With those words, the European Space Agency confirmed that Rosetta had reached its destination after a 10-year, four-billion-mile journey.
The Rosetta space probe arrived at comet 67P at 09:02:29 UTC Wednesday morning, becoming the first spacecraft to orbit a comet.
"After ten years, five months and four days travelling towards our destination, looping around the Sun five times and clocking up 6.4 billion kilometres, we are delighted to announce finally 'we are here,'" ESA Director General Jean-Jacques Dordain said in a statement.
"Europe’s Rosetta is now the first spacecraft in history to rendezvous with a comet, a major highlight in exploring our origins. Discoveries can start."
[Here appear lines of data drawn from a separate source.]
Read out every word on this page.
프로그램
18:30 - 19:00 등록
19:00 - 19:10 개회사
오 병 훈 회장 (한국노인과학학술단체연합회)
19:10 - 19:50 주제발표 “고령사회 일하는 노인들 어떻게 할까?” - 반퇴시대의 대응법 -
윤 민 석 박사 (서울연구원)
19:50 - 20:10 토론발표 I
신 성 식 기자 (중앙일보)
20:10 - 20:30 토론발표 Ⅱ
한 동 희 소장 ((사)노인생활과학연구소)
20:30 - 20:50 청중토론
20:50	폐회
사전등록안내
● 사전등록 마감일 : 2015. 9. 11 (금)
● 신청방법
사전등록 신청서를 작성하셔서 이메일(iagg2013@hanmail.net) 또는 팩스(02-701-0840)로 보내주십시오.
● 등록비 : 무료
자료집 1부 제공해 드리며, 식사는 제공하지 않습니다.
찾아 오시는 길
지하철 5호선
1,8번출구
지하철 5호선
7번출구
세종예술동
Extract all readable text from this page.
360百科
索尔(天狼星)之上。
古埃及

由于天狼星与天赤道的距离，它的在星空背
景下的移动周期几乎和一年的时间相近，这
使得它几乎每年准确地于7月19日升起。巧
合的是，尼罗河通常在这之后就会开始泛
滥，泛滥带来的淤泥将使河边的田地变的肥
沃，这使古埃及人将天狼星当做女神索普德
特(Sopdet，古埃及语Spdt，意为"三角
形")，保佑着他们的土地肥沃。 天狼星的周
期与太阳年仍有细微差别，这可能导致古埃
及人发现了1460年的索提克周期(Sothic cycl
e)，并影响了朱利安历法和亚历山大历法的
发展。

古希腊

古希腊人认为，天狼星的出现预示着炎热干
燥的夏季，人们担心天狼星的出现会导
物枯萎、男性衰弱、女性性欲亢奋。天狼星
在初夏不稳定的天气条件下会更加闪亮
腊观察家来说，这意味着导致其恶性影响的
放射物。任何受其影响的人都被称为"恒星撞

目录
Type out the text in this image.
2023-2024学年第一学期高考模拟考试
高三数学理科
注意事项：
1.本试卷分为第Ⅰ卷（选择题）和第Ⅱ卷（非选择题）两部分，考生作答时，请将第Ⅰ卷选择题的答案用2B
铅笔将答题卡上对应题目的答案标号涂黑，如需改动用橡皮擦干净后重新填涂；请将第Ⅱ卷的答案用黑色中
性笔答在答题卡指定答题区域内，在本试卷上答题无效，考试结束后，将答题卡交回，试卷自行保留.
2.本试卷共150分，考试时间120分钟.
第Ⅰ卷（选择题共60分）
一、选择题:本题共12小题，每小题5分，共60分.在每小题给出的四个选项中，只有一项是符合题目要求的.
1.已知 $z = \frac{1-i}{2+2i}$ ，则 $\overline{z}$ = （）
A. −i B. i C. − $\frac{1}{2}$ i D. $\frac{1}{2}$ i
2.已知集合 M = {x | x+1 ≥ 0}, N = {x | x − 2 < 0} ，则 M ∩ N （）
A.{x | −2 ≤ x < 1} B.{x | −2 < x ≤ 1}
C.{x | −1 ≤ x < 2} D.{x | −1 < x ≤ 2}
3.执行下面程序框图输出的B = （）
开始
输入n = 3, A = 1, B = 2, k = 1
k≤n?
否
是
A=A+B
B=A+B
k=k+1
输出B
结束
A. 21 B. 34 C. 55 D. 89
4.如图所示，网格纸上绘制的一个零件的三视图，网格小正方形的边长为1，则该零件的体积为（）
Now that Rosetta is in orbit, it could help scientists on Earth collect vital information about the source of life itself:
"Comets are believed by astrophysicists to be ancient ice and dust left from the building of the Solar System around 4.6 billion years ago. This cosmic rubble is the oldest, least touched material in our stellar neighborhood.
Understanding its chemical ID and physical composition will give insights into how the planets coalesced after the Sun flared into light, it is hoped.
It could also determine the fate of a theory called "pan-spermia," which suggests comets, by smashing into the infant Earth, sowed our home with water and precious organic molecules, providing us with a kickstart for life."
On November 11, 2014, Rosetta's Philae lander is scheduled to touch down on comet 67P.